Like many restaurant owners, Andrew Valkanoff hands out bonuses to employees who’ve done a good job. But at five of his Dairy Queen franchises across North Carolina, those bonuses are determined by AI.
The AI system, called Riley, collects streams of video and audio data to assess workers’ performance, and then assigns bonuses to those who can sell more. Valkanoff installed the system, which is developed by Rochester-based surveillance company Hoptix, less than a year ago with the hopes that it would help increase sales at a time when margins were shrinking and food and labor costs were skyrocketing.
Thanks to Riley, he was able to get a 3% uptick in sales, Valkanoff said. “Every nickel right now in my business matters,” he said.
Riley, installed at about 100 stores across the country including KFC and Taco Bell franchisees, ingests data including workers’ conversations with customers and uses AI to detect whether and how often employees have tried to “upsell” (offered add-ons or extra toppings), “upsize” (offered a larger size) or tried to sign a customer up for a loyalty program. Employees who make the most suggestions and whose suggestions get converted into sales receive cash bonuses based on a scorecard generated by Hoptix's AI system. The software also tracks how quickly meals are prepared (what are the busiest times at a store and what causes long lines at drive-through) as well as how much food is wasted.
The tool is intended to be used as a coaching platform, helping managers identify and focus on individual employees whose performance might not be up to the mark and might require further training, Hoptix founder and CEO Ken Bianchi told Forbes.

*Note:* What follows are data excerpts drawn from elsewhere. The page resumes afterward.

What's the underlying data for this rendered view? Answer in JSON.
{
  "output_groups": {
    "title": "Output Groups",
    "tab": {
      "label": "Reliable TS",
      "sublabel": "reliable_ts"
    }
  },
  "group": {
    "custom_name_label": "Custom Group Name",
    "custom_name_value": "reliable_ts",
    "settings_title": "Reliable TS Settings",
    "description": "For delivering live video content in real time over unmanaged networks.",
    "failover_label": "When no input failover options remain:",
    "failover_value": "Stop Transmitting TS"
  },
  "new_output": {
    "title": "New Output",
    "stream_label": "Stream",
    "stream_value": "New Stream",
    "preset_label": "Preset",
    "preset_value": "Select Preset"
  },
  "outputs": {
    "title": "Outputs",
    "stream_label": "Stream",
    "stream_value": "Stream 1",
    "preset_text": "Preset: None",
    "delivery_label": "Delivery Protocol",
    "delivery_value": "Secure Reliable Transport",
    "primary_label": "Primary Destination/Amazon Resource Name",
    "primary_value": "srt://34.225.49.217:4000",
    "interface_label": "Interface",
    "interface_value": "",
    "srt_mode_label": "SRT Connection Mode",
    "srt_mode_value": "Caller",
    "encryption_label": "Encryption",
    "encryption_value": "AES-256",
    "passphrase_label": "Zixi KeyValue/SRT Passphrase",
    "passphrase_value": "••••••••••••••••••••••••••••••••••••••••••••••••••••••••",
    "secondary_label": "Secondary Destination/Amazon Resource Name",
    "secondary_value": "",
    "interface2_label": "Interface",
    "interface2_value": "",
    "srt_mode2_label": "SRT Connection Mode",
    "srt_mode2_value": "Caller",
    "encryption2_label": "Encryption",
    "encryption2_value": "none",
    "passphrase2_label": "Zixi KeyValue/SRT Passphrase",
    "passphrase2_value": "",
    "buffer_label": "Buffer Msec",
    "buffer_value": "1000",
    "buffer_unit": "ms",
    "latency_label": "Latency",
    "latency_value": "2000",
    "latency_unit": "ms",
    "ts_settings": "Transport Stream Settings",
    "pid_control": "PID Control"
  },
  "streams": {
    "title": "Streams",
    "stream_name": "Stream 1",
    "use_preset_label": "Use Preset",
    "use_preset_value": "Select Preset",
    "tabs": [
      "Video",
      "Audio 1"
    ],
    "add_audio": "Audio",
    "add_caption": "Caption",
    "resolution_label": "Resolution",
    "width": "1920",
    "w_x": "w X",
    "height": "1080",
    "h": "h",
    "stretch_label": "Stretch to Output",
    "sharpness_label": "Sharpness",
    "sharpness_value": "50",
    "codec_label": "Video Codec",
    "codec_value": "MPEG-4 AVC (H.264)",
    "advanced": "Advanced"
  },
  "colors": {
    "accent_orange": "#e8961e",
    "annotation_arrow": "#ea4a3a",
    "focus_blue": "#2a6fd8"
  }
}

“When you break this down to individual employees, you can actually start to see who's converting the most, who's not converting the most, why they are converting the most,” Bianchi said. “And now you've created a training platform where you can look at the best of the best and what they're doing. The gamification that's come from this has blown me away.”
Some experts are concerned that these kinds of AI tools can be used as an excuse to hold workers to unfair productivity standards. “A lot of times what gets called productivity issues, especially in fast-food contexts, are often a result of severe understaffing,” Alexandra Mateescu, a researcher at nonprofit research group Data and Society told Forbes. “There's a concern that such surveillance is going to further squeeze workers in a context where there's hardly anything left to squeeze.”
That hasn’t stopped the fast-food industry from wholeheartedly embracing AI-based surveillance tools that record and judge workers’ efficiency. In 2019, Domino’s rolled out the DOM Pizza Checker across all its stores in Australia and New Zealand. The checker was an overhead camera programmed with AI and machine learning that scanned millions of pizzas to ensure workers had added the correct toppings and distributed them evenly. A Portland area franchise of Outback Steakhouse, a chain of Australian-themed casual dining restaurants, also used artificial intelligence to monitor how fast its food is served and how frequently a server tends to tables. Fast food chains have adopted other less technical ways of gauging employees’ performance too, like ratings from customers that then dictate which and how many shifts workers are assigned and can even get them fired.
Bianchi, 48, was introduced to the surveillance industry 20 years ago when he founded video surveillance provider Omni Security. In 2018, Hoptix spun out of Omni Security after the entrepreneur realized that while business owners were able to record employees’ actions, they didn’t have the time to review the footage and gain any meaningful insights from it. A hobbyist baseball player himself, Bianchi was inspired by the sport’s emphasis on data, where teams have benefited from detailed metrics of each player’s performance.
“What we measure succeeds,” he said. “We're R&D-ing. And we call that ripping off and duplicating what has worked for decades in other industries, we're just doing the same thing with other physical performance-based industries, starting with restaurants.”
Riley has some checks in place to make sure that the audio transcribed by the AI is accurate and that facial recognition is identifying the correct employee in an interaction (the company says its accuracy on these points is between 96% and 99%). For the times when the AI goes wrong, the employees’ scorecard also links back to the video camera footage for a store manager to manually go through.
But some employees need convincing, Dairy Queen store operator Valkanoff said. “We’ve never run our restaurants from an eye in the sky,” he said, so he made sure to answer employees’ questions about “whether we’re watching everybody’s moves or not,” he said. “But as they start to see the impacts of this on their checks and their names going up on the board as a weekly winner, all of that starts to go away.”